Em relação às IPSS, que em todas as crises têm permitido manter a coesão social, em especial as dedicadas às PSSA, é fundamental privilegiar os pobres dos mais pobres, criando condições para recuperarem a sua dignidade, aligeirando os processos burocráticos que muitas vezes os fazem desistir dessa “janela de vontade de mudar de vida”.

É essencial que os responsáveis das instituições publicas sejam verdadeiros e transparentes (não se pode continuar com as rábulas das máscaras, não se pode transmitir que se for uma atividade politica o vírus não aparece, ou que nos transportes apinhados de pessoas não há perigo de contágio).
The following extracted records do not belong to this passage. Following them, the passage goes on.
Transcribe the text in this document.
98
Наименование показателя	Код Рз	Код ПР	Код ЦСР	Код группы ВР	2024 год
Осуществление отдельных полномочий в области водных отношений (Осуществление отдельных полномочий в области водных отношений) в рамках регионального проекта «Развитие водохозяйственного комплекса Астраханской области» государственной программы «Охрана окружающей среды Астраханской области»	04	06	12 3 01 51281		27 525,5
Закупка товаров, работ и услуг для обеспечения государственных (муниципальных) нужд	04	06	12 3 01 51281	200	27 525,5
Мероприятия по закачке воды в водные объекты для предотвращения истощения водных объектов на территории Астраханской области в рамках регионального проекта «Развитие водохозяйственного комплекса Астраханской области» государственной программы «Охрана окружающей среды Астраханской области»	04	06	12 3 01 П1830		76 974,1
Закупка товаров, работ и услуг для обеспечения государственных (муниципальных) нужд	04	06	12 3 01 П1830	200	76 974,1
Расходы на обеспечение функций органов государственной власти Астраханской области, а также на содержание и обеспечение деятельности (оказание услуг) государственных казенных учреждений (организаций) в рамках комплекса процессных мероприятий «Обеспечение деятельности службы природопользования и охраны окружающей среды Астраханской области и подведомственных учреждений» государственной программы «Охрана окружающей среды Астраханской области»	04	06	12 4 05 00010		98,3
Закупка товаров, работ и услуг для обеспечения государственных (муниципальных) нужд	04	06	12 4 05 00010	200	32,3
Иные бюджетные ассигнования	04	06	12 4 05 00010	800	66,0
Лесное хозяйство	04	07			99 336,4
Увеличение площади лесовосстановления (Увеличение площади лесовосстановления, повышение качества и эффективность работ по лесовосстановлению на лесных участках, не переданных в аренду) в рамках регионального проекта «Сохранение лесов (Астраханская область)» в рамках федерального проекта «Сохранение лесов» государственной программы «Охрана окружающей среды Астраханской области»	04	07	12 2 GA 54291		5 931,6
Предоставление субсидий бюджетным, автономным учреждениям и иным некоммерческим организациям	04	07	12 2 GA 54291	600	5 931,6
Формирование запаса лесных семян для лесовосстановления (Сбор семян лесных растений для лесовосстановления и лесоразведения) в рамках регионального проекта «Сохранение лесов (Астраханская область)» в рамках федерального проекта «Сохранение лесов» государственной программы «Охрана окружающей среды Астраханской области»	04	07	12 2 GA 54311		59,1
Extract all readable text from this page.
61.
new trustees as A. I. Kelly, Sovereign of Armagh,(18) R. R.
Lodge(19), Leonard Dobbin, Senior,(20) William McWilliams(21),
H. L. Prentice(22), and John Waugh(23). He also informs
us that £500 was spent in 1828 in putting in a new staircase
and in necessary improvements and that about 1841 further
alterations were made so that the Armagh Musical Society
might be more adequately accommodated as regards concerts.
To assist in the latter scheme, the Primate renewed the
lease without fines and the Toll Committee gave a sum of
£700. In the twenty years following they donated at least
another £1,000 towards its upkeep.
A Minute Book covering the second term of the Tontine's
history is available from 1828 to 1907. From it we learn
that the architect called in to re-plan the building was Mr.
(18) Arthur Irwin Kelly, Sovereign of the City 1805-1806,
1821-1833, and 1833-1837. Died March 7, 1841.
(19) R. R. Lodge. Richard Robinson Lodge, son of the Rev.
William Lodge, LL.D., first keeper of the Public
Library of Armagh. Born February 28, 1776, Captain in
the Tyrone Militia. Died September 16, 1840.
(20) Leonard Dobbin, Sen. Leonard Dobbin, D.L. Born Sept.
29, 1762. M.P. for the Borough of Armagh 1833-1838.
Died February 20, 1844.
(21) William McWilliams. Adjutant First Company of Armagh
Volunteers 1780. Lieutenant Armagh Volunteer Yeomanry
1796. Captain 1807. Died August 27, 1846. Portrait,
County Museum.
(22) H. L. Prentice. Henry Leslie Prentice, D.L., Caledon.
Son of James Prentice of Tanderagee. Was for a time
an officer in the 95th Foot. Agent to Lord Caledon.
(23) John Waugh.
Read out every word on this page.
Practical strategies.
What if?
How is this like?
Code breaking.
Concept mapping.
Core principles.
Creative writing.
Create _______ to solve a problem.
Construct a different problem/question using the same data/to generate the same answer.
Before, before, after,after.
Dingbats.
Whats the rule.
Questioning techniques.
Que não decidam conforme a pressão sentida, mudando sistematicamente as decisões e criando um sentimento de desconfiança em relação às medidas publicitadas. Pede-se que sejam assertivos e discretos, não repetindo o deplorável espetáculo do início da vacinação que teve como consequência a criação de um sentimento de falsa proteção.

Ao serem credíveis e verdadeiros, as pessoas confiarão, interiorizarão e cumprirão as medidas emanadas e TODOS nos protegeremos uns aos outros.